In hydrus, a parser is an object that takes a single block of HTML or JSON data and returns many kinds of hydrus-level metadata.

Parsers are flexible and potentially quite complicated. I assume you have imported some downloaders already, for reference. You might like to open network->downloader components->manage parsers and explore the UI as you read these pages. If you want to write a new one, see if another like it already exists--it is usually easier to duplicate and edit an existing parser than create a new one from scratch every time.

There are three main components in the parsing system (click to open each component's help page):

  • Formulae: Take parsable data, search it in some manner, and return 0 to n strings.
  • Content Parsers: Take parsable data, apply a formula to it to get some strings, and apply a single metadata 'type' and perhaps some additional modifiers.
  • Page Parsers: Take parsable data, apply content parsers to it, and return all the metadata in an appropriate structure.

Once you are comfortable with these objects, you might like to check out these walkthroughs, which create full parsers from nothing:

Some parsers are simple, others are complicated and use more unusual hydrus tech to get their job done. Older internet tech is easier, newer stuff is often too complicated and you may need to rely on a third-party downloader.

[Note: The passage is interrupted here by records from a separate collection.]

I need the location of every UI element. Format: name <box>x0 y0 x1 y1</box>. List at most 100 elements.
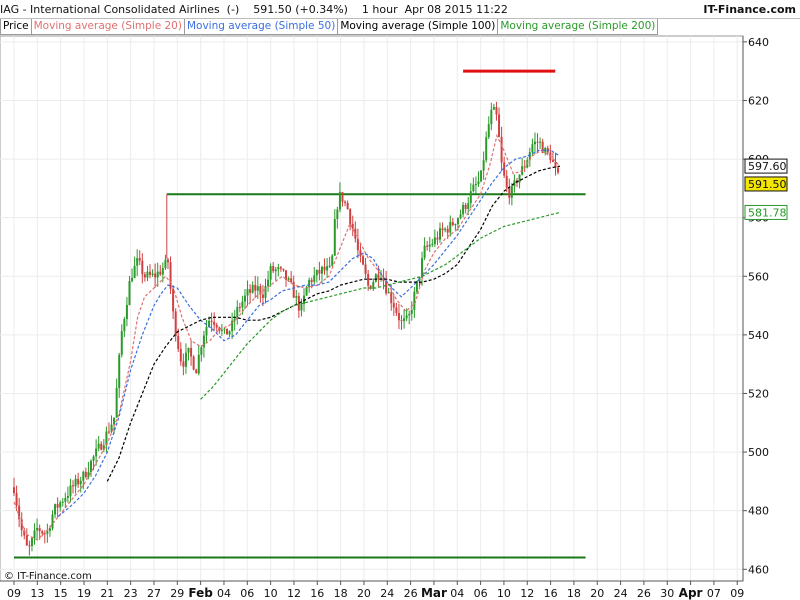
candle-body <box>508 187 511 198</box>
candle-body <box>74 478 77 487</box>
candle-body <box>431 244 434 246</box>
candle-body <box>179 348 182 362</box>
candle-body <box>190 347 193 357</box>
candle-body <box>125 304 128 320</box>
candle-body <box>441 228 444 231</box>
candle-body <box>541 141 544 153</box>
candle-body <box>297 296 300 311</box>
legend: Price Moving average (Simple 20) Moving av… <box>0 19 659 35</box>
candle-body <box>241 301 244 308</box>
candle-body <box>403 318 406 321</box>
candle-body <box>310 279 313 282</box>
candle-body <box>285 270 288 280</box>
legend-item-sma200[interactable]: Moving average (Simple 200) <box>497 19 659 35</box>
price-label-box <box>744 158 788 174</box>
candle-body <box>113 417 116 425</box>
x-tick-label: 13 <box>30 587 44 600</box>
candle-body <box>105 431 108 446</box>
axes: 4604805005205405605806006206400913151921… <box>0 36 769 600</box>
grid <box>0 35 744 582</box>
candle-body <box>477 181 480 184</box>
candle-body <box>400 320 403 322</box>
candle-body <box>359 250 362 257</box>
x-tick-label: 16 <box>544 587 558 600</box>
candle-body <box>18 505 21 520</box>
candle-body <box>215 324 218 328</box>
candle-body <box>208 320 211 327</box>
sma20-line <box>13 133 561 541</box>
candle-body <box>213 321 216 325</box>
legend-item-sma100[interactable]: Moving average (Simple 100) <box>337 19 499 35</box>
x-tick-label: 20 <box>590 587 604 600</box>
candle-body <box>136 258 139 266</box>
candle-body <box>226 328 229 335</box>
candle-body <box>51 514 54 529</box>
candle-body <box>184 352 187 367</box>
candle-body <box>510 186 513 198</box>
candle-body <box>518 174 521 183</box>
candle-body <box>474 183 477 185</box>
candle-body <box>233 318 236 321</box>
x-tick-label: 30 <box>660 587 674 600</box>
candle-body <box>379 277 382 279</box>
candle-body <box>256 286 259 291</box>
sma200-line <box>200 211 561 400</box>
candle-body <box>439 228 442 240</box>
candle-body <box>326 266 329 271</box>
candle-body <box>138 258 141 261</box>
candle-body <box>464 204 467 210</box>
moving-averages <box>13 133 561 541</box>
candle-body <box>362 256 365 265</box>
y-tick-label: 540 <box>748 329 769 342</box>
candle-body <box>202 335 205 348</box>
candle-body <box>156 271 159 278</box>
candle-body <box>95 448 98 457</box>
legend-item-sma50[interactable]: Moving average (Simple 50) <box>183 19 339 35</box>
candle-body <box>92 456 95 461</box>
x-tick-label: Feb <box>188 586 213 600</box>
candle-body <box>89 460 92 473</box>
candle-body <box>197 354 200 374</box>
candle-body <box>133 265 136 278</box>
candle-body <box>123 319 126 332</box>
candle-body <box>295 296 298 298</box>
candle-body <box>41 531 44 534</box>
brand-label[interactable]: IT-Finance.com <box>703 3 796 16</box>
candle-body <box>20 519 23 531</box>
x-tick-label: 10 <box>264 587 278 600</box>
candle-body <box>46 531 49 534</box>
x-tick-label: 21 <box>100 587 114 600</box>
candle-body <box>246 289 249 296</box>
candle-body <box>107 431 110 433</box>
candle-body <box>557 167 560 173</box>
candle-body <box>128 281 131 305</box>
candle-body <box>346 202 349 210</box>
candle-body <box>503 162 506 176</box>
candle-body <box>498 114 501 137</box>
candle-body <box>23 530 26 536</box>
y-tick-label: 500 <box>748 446 769 459</box>
candle-body <box>87 472 90 477</box>
price-label-box <box>744 176 788 192</box>
candle-body <box>48 528 51 532</box>
candle-body <box>554 161 557 168</box>
candle-body <box>164 259 167 269</box>
candle-body <box>377 274 380 279</box>
x-tick-label: 06 <box>240 587 254 600</box>
price-series <box>13 101 560 556</box>
legend-item-sma20[interactable]: Moving average (Simple 20) <box>30 19 185 35</box>
x-tick-label: 12 <box>287 587 301 600</box>
candle-body <box>344 201 347 203</box>
candle-body <box>505 175 508 188</box>
candle-body <box>367 273 370 286</box>
candle-body <box>323 266 326 271</box>
candle-body <box>161 268 164 275</box>
x-tick-label: Apr <box>679 586 703 600</box>
candle-body <box>277 267 280 270</box>
candle-body <box>551 160 554 162</box>
candle-body <box>59 502 62 508</box>
candle-body <box>166 259 169 263</box>
candle-body <box>428 244 431 247</box>
candle-body <box>282 268 285 271</box>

When you are making a parser, consider this checklist (you might want to copy/have your own version of this somewhere):

  • Do you get good URLs with good priority? Do you ever accidentally get favourite/popular/advert results you didn't mean to?
  • If you need a next gallery page URL, is it ever not available (and hence needs a URL Class fix)? Does it change for search tags with unicode or http-restricted characters?
  • Do you get nice namespaced tags? Are any unwanted single characters like -/+/? getting through?
  • Is the file hash available anywhere?
  • Is a source/post time available?
  • Is a source URL available? Is it good quality, or does it often just point to an artist's base social media profile URL rather than an actual file post URL?